DISCUSSION AND CONCLUSION
The proposed biomechanical explanation is based upon orthotic theory and is not supported by an analysis in a gait laboratory. EMG data would have been informative in comparing the patient's solution and walking with the custom-made shoe. For future studies, it is recommended to perform a gait laboratory analysis. In this case, the clinical outcome and patient satisfaction are obvious.

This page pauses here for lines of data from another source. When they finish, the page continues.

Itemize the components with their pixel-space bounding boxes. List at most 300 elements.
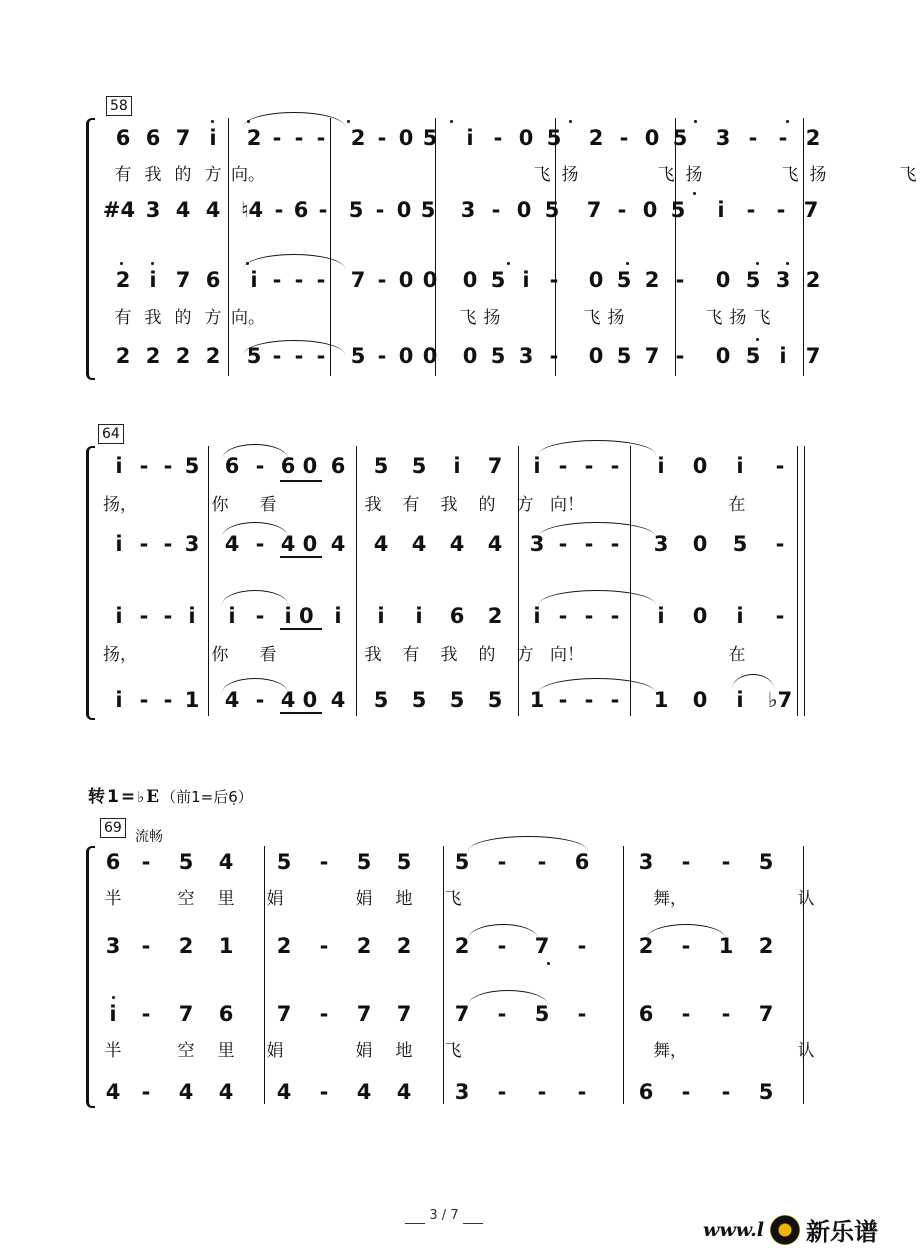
note: 7 xyxy=(175,126,191,150)
note: 0 xyxy=(462,344,478,368)
octave-dot xyxy=(211,120,214,123)
note: i xyxy=(736,688,744,712)
lyric-char: 有 xyxy=(114,165,132,185)
note: - xyxy=(675,268,685,292)
note: - xyxy=(549,268,559,292)
note: - xyxy=(675,344,685,368)
note: 2 xyxy=(805,126,821,150)
note: - xyxy=(141,934,151,958)
note: - xyxy=(497,934,507,958)
octave-dot xyxy=(347,120,350,123)
note: - xyxy=(294,344,304,368)
note: i xyxy=(415,604,423,628)
lyric-char: 我 xyxy=(440,495,458,515)
lyric-char: 有 xyxy=(402,495,420,515)
note: 2 xyxy=(205,344,221,368)
note: - xyxy=(610,532,620,556)
note: 0 xyxy=(642,198,658,222)
lyric-char: 向！ xyxy=(550,495,584,515)
key-change: 转 1 = ♭ E （前1=后6̣） xyxy=(88,787,253,807)
note: 1 xyxy=(184,688,200,712)
barline xyxy=(435,118,436,376)
note: 3 xyxy=(715,126,731,150)
note: 6 xyxy=(218,1002,234,1026)
measure-number: 69 xyxy=(100,818,126,838)
tenor-notes xyxy=(100,1002,786,1026)
note: 4 xyxy=(487,532,503,556)
note: 2 xyxy=(175,344,191,368)
note: - xyxy=(681,1080,691,1104)
note: i xyxy=(657,454,665,478)
note: - xyxy=(558,688,568,712)
note: - xyxy=(163,532,173,556)
note: i xyxy=(453,454,461,478)
note: 2 xyxy=(396,934,412,958)
note: i xyxy=(736,454,744,478)
note: 5 xyxy=(490,344,506,368)
note: 2 xyxy=(115,268,131,292)
note: 6 xyxy=(145,126,161,150)
soprano-notes xyxy=(106,454,810,478)
note: 1 xyxy=(529,688,545,712)
note: 6 0 xyxy=(280,454,318,478)
note: - xyxy=(139,532,149,556)
note: 5 xyxy=(758,1080,774,1104)
note: 0 xyxy=(518,126,534,150)
lyric-char: 空 xyxy=(177,1041,195,1061)
lyric-char: 在 xyxy=(728,495,746,515)
lyric-char: 娟 xyxy=(266,889,284,909)
bass-notes xyxy=(106,688,810,712)
note: 5 xyxy=(356,850,372,874)
note: ♮4 xyxy=(240,198,264,222)
note: 5 xyxy=(616,344,632,368)
note: 4 xyxy=(224,532,240,556)
note: 4 xyxy=(178,1080,194,1104)
tie-slur xyxy=(538,590,656,605)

It seemed that clawing of the toes could only be prevented by her own solution. It is disputable whether this is really the case. Maybe with physical therapy, her coordination could have been corrected so that she would have been able to walk with a KAFO or preferably, with a GRAFO, without the clawing of her toes. As this patient only spoke Iraqi, communication and thus rehabilitation would have been difficult, and success was not guaranteed. Moreover, when trying the KAFO, the patient indicated that she was not comfortable with that solution for its inconvenience and weight and that she would prefer her own compensation strategy with the slipper rather than the KAFO. Copying her compensation strategy in a shoe prescription was a pragmatic but successful solution, which enabled this patient to walk for longer stretches and also outside, to her full satisfaction. Clinicians who might consider a similar solution for a patient should monitor the knee closely in follow-up visits because of the risks of a recurvatum deformity.
Patients can be very creative in compensating for certain problems. As a neuromuscular expertise center (appointed by the Dutch Society for Muscle Diseases), the rehabilitation department of the University Medical Center, Utrecht, gives high priority to patient empowerment. Ensuring good compliance is a reason for clinicians and technicians to stay as close as possible to the patient's wishes and ideas when developing a successful solution. Therefore, it is recommended to seriously examine a patient's own compensation strategy. It can be a guide in clinical practice, providing that potentially damaging aspects are taken into account.